El pasado domingo, para no ir más lejos, fue encontrado el cuerpo de la menor Jenifer Sánchez Domínguez, estudiante del Colegio de Ciencias y Humanidades, desaparecida 10 días antes. Por otra parte, estas denuncias en redes sociales surgen de la rotunda inoperancia de las instituciones encargadas de procurar e impartir justicia a las víctimas de delitos sexuales y de la ineficacia –cuando no de la total ausencia– de sistemas institucionales para prestar auxilio, asesoría y acompañamiento a quienes han padecido tales delitos.

Con extremada frecuencia, las mujeres que han sufrido violencia de género en algún grado, lejos de encontrar justicia en las agencias del Ministerio Público y los tribunales, vuelven a ser victimizadas en tales instancias, deben enfrentar nuevas violencias y, para colmo, sus agresores consiguen en muchos casos una total impunidad. Sin desconocer estos hechos, debe reconocerse que el surgimiento espontáneo de formas de denuncia y exhibición de presuntos agresores como #MeToo se desplazan hacia terrenos inciertos en los que resulta imposible corroborar mínimamente la veracidad de los testimonios y donde se hacen señalamientos por hechos que ni siquiera pueden considerarse delitos.

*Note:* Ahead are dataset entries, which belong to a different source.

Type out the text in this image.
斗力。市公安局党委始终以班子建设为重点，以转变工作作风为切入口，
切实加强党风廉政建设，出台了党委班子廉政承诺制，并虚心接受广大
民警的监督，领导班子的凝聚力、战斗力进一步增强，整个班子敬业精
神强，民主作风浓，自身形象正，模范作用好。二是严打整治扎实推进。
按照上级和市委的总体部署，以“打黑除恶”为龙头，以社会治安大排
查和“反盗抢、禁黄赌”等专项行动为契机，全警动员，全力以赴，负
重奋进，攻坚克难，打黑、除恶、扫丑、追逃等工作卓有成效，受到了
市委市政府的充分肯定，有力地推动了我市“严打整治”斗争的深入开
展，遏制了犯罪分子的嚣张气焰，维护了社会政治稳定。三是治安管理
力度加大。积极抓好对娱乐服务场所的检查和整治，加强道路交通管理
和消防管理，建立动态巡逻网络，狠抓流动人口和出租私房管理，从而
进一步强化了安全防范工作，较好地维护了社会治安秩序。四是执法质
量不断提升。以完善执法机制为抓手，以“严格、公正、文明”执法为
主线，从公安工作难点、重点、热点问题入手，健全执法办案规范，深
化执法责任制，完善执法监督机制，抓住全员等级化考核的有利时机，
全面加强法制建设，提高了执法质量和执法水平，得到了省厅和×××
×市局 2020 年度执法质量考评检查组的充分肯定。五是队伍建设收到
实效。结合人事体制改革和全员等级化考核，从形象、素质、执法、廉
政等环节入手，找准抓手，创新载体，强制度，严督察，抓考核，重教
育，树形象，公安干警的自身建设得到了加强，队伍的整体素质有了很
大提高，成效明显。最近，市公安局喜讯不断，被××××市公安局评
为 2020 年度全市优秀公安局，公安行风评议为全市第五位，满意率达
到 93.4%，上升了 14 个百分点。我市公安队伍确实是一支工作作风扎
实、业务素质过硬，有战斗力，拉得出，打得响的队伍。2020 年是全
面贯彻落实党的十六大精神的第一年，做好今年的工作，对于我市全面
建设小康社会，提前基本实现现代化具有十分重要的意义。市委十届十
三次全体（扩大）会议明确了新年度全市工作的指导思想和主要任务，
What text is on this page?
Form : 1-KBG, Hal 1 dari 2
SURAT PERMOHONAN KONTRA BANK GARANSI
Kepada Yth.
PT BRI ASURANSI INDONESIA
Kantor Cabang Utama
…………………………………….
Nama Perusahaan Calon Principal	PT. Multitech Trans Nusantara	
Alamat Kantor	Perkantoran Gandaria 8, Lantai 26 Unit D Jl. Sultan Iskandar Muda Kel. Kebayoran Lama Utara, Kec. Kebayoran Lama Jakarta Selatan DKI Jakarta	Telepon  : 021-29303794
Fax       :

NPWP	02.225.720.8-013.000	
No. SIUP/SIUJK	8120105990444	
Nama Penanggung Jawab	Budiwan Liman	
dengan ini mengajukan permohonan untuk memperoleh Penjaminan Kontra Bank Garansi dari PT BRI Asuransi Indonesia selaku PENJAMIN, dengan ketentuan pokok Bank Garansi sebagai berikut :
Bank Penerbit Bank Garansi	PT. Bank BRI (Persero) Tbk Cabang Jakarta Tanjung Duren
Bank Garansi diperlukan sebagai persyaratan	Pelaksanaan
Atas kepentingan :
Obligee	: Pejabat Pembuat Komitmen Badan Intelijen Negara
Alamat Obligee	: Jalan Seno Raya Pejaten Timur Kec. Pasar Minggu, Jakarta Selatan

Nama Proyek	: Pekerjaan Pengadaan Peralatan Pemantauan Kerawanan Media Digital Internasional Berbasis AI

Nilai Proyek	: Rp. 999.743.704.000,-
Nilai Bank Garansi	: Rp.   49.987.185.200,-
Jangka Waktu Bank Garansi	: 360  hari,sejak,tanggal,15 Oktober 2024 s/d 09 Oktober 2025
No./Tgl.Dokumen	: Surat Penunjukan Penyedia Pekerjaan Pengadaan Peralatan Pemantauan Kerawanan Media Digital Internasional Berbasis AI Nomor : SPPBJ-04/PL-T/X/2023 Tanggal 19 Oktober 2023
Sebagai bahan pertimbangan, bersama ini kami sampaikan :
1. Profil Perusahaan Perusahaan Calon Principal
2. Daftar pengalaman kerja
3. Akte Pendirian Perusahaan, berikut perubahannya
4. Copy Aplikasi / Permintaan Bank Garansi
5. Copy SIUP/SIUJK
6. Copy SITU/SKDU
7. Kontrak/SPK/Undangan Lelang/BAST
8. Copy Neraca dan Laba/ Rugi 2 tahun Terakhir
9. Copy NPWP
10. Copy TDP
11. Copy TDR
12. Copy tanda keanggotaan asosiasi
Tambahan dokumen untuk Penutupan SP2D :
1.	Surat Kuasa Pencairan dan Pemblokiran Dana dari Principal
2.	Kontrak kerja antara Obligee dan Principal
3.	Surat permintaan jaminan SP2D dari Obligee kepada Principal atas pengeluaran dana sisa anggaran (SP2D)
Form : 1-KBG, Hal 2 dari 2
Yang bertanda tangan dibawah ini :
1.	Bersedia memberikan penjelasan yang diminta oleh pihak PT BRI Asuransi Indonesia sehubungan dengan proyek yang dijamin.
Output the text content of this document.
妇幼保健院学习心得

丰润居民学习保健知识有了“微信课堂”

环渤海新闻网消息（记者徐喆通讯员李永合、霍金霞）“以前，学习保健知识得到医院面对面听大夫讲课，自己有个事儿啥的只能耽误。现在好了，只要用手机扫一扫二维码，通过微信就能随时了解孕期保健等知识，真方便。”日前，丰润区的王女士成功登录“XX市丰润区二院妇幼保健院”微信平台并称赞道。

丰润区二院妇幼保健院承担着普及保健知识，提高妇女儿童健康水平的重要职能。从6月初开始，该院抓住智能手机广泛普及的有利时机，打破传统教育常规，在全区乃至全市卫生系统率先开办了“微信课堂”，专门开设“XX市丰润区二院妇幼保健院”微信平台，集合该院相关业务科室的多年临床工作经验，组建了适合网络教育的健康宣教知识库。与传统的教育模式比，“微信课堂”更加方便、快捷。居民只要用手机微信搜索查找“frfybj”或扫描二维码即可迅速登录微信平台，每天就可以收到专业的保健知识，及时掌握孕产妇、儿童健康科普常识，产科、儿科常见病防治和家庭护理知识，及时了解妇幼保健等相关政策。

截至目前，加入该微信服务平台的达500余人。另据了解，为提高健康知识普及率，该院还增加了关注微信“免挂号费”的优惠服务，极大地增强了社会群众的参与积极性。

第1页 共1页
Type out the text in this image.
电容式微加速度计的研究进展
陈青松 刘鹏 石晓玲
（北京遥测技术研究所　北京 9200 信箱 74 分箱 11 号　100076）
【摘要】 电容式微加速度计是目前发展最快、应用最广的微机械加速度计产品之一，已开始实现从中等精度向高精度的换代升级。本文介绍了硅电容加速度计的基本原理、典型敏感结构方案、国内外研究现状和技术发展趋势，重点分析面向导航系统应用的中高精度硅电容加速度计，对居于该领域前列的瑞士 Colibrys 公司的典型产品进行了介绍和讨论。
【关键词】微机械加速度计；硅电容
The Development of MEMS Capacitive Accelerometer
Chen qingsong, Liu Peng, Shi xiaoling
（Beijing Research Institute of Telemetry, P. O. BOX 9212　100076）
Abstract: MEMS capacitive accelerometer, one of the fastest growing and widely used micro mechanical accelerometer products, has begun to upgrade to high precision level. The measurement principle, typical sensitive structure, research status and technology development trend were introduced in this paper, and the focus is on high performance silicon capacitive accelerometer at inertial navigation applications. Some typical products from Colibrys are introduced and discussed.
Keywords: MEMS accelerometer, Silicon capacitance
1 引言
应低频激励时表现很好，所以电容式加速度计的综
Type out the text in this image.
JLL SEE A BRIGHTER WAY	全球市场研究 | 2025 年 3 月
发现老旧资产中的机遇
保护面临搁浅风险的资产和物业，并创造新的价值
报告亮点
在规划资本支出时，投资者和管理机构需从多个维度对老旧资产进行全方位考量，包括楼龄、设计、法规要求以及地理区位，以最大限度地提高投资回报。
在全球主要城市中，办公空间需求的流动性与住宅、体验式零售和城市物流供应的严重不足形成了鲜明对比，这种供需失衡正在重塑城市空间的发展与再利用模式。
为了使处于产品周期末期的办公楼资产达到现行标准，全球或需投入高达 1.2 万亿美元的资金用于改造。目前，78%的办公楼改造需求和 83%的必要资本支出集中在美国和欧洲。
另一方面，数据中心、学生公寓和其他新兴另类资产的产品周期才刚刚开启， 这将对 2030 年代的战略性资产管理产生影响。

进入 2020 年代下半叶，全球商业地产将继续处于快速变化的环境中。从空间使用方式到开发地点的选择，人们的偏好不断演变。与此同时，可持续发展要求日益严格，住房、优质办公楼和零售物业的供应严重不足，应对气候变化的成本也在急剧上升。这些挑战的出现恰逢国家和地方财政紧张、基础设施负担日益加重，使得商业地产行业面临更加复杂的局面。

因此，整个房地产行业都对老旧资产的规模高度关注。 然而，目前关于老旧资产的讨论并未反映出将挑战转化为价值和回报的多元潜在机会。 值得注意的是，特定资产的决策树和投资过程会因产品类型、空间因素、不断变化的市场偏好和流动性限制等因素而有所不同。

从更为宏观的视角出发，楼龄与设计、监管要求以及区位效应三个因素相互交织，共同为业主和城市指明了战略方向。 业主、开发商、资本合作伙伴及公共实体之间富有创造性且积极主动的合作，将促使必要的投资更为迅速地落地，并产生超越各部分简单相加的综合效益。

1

A ello debe agregarse que el acelerado cambio de criterios en las formas de la seducción y la sexualidad hace aparecer como nimio, a ojos de generaciones mayores, actos que las nuevas consideran ofensas graves.

En este entorno, en el que la verdad se confunde con el número de reproducciones o de adhesiones que un mensaje logre en las redes sociales, cualquier falso señalamiento puede resultar social, laboral, familiar y humanamente arrasador para cualquier individuo. En una situación tan grave y tóxica como la referida, la única solución razonable, tanto para abatir la galopante y devastadora violencia de género como para recuperar niveles mínimos de certeza social, es la instauración de sistemas de justicia expedita, dotados de credibilidad ante las víctimas y con capacidad real para protegerlas de sus agresores.